Authors

Edward K. Cheng

Document Type

Article

Publication Title

Vanderbilt Law Review

Publication Date

2022

ISSN

0042-2533

Page Number

407

Keywords

consensus rule, scientific evidence, expert testimony, causation

Disciplines

Evidence | Law | Science and Technology Law

Abstract

Founded on good intentions but unrealistic expectations, the dominant Daubert framework for handling expert and scientific evidence should be scrapped. Daubert asks judges and jurors to make substantively expert determinations, a task they are epistemically incompetent to perform as laypersons. As an alternative, this Article proposes a new framework for handling expert evidence.
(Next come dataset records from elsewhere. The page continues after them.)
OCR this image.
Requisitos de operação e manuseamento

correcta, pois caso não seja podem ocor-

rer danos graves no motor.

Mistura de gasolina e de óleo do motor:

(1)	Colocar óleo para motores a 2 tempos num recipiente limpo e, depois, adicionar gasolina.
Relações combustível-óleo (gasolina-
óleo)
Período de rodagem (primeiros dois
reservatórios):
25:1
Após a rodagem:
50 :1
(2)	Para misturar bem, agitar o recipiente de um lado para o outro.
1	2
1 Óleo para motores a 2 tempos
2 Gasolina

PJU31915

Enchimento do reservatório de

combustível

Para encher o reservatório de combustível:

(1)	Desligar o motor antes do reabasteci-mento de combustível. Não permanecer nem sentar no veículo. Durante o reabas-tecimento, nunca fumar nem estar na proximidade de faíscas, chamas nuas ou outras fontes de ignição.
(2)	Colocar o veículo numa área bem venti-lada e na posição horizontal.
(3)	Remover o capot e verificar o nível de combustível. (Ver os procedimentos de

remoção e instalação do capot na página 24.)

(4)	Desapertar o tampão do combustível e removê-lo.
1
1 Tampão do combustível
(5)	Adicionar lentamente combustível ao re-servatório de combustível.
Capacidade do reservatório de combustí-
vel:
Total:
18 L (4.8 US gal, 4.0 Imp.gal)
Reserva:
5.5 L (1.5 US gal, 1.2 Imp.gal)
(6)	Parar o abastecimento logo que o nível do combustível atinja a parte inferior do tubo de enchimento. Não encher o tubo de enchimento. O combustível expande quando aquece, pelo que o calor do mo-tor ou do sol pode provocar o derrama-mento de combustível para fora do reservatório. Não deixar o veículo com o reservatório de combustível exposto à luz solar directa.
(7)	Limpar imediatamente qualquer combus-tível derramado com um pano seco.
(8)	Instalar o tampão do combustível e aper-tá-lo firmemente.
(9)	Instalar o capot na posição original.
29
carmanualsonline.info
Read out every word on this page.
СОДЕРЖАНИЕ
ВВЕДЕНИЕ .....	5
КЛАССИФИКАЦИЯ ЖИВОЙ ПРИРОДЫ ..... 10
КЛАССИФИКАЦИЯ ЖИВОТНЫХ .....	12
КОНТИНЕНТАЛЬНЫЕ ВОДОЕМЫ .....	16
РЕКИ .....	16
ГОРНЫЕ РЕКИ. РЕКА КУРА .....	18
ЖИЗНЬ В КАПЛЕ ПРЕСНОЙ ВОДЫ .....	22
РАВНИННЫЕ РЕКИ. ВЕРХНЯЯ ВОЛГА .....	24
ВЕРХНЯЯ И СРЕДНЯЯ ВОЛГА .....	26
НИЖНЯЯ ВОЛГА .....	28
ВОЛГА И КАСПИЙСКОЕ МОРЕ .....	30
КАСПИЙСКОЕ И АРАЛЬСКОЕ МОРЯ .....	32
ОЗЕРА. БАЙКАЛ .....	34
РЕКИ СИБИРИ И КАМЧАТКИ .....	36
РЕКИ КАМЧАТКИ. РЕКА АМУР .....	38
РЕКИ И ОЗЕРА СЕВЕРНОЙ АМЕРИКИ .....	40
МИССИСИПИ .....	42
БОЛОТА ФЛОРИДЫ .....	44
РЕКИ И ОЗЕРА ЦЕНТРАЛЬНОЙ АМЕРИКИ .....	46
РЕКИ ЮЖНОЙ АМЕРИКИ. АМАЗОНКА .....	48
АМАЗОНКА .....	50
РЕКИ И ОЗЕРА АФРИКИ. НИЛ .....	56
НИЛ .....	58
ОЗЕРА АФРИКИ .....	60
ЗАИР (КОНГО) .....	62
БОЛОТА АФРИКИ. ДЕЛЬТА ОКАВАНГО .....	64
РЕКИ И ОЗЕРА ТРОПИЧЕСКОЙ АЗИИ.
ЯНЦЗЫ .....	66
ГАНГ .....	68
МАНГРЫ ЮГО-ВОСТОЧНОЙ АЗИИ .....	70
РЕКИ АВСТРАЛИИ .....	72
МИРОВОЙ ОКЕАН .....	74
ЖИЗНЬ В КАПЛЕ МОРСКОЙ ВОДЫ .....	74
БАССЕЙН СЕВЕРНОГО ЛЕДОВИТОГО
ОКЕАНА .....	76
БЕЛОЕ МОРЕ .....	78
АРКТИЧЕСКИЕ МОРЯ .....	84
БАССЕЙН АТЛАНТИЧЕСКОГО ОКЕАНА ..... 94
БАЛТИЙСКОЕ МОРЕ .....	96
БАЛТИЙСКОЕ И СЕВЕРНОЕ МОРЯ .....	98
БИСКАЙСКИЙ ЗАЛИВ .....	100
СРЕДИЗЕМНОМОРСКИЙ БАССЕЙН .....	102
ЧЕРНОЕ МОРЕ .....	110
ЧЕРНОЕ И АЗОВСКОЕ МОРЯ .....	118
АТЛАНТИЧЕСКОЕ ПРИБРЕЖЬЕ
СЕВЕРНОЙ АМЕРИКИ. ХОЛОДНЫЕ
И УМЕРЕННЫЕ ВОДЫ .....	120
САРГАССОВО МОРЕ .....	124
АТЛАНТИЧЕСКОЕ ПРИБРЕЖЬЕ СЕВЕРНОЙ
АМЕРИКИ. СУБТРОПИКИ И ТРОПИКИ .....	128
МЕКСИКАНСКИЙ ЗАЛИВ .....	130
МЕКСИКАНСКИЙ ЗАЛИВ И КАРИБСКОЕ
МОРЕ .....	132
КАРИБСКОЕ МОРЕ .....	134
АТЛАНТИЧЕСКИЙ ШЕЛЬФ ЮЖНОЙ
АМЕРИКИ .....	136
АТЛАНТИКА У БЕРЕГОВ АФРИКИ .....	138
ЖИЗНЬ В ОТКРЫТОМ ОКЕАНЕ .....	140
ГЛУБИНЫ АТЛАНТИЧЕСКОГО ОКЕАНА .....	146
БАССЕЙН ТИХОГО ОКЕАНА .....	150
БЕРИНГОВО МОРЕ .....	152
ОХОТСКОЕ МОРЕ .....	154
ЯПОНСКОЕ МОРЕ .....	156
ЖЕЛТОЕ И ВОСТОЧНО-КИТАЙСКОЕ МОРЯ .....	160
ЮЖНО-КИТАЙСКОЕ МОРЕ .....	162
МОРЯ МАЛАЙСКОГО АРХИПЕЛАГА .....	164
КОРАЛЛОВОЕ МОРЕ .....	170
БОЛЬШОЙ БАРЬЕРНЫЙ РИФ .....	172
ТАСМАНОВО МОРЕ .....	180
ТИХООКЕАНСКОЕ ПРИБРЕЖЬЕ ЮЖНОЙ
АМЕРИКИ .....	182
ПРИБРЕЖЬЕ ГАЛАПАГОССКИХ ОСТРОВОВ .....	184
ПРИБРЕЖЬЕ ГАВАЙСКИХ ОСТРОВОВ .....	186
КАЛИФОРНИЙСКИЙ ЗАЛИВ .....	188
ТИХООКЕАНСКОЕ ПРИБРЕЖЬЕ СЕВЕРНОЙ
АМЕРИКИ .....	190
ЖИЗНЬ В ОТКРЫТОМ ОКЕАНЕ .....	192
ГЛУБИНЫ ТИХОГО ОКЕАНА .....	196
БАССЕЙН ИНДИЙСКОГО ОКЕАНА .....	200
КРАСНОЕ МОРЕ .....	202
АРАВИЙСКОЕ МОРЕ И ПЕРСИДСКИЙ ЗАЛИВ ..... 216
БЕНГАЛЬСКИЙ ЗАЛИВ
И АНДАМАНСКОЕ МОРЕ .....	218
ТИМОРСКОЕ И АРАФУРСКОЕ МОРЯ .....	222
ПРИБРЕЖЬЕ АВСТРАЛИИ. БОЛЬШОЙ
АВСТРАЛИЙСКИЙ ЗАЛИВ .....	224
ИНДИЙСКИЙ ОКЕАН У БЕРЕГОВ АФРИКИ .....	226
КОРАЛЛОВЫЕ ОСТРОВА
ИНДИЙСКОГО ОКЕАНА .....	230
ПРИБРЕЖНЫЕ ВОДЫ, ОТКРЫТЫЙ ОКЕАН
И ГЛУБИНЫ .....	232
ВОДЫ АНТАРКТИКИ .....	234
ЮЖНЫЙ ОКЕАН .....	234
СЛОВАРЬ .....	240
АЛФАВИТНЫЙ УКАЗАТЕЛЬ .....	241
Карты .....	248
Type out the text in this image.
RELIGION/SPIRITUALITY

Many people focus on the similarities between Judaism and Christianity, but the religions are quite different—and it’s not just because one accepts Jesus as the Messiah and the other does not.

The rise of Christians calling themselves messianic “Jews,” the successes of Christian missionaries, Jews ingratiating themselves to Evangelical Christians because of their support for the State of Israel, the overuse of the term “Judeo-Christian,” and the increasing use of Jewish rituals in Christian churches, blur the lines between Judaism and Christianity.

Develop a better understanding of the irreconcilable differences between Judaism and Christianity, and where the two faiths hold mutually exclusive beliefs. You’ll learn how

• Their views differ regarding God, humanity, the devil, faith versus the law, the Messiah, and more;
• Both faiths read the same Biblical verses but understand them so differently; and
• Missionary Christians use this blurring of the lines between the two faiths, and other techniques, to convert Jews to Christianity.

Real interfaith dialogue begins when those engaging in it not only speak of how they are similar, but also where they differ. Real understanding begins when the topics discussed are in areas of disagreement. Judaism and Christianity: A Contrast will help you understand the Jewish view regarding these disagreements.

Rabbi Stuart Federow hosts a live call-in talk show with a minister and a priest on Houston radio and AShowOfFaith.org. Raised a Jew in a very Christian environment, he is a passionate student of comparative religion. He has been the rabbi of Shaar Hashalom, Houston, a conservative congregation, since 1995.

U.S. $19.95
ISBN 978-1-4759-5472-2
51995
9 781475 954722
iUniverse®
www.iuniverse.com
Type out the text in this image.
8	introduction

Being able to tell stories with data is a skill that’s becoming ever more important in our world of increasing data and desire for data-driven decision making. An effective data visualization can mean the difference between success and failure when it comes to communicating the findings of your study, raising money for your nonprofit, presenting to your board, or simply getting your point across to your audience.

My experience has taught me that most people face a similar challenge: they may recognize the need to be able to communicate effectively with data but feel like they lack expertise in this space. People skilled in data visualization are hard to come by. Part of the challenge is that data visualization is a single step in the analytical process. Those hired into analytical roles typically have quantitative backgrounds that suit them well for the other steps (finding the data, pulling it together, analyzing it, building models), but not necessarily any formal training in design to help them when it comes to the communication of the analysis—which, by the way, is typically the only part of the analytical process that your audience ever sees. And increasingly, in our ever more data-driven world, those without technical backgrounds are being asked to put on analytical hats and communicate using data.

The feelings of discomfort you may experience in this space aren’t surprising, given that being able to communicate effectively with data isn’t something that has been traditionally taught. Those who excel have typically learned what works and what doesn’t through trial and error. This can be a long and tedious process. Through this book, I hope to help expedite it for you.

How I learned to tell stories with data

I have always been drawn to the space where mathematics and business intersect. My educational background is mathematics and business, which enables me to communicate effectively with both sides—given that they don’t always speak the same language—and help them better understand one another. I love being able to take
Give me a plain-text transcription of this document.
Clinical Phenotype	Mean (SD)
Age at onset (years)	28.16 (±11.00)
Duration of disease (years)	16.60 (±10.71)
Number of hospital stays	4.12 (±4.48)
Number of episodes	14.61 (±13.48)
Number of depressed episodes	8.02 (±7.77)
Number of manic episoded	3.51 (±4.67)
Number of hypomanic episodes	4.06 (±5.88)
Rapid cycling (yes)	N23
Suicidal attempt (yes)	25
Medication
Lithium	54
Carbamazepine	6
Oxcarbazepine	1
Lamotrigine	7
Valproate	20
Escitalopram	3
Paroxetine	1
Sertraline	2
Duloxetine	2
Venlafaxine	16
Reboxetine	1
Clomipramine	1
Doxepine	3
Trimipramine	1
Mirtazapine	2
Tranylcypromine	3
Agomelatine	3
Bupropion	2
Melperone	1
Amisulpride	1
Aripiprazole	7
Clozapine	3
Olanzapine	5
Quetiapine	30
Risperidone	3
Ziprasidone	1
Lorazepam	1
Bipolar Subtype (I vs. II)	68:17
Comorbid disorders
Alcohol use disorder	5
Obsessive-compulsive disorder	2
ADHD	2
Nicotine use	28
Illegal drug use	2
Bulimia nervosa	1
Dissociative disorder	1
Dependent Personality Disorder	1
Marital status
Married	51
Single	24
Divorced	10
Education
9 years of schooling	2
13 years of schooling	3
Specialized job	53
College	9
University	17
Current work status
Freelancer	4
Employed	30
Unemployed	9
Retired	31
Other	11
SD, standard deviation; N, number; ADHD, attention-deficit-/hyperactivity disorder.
It draws from the social and philosophical literature on expertise and begins with a basic question: How can laypersons make intelligent decisions about expert topics? From there, it builds its evidentiary approach, which ultimately results in an inference rule focused on expert communities. Specifically, when dealing with factual issues involving expertise, the legal system should not ask factfinders the actual substantive questions, but instead should reframe its questions to be deferential to the relevant expert community. To satisfy the requirement of proving causation in a toxic tort case, the question should not be: Does drug A cause disease X? The more appropriate question is: Does the scientific community believe that drug A causes disease X? This deferential approach solves the epistemic competency problem, repairs many of the unintended structural distortions created by Daubert, and ultimately reflects a better understanding of science.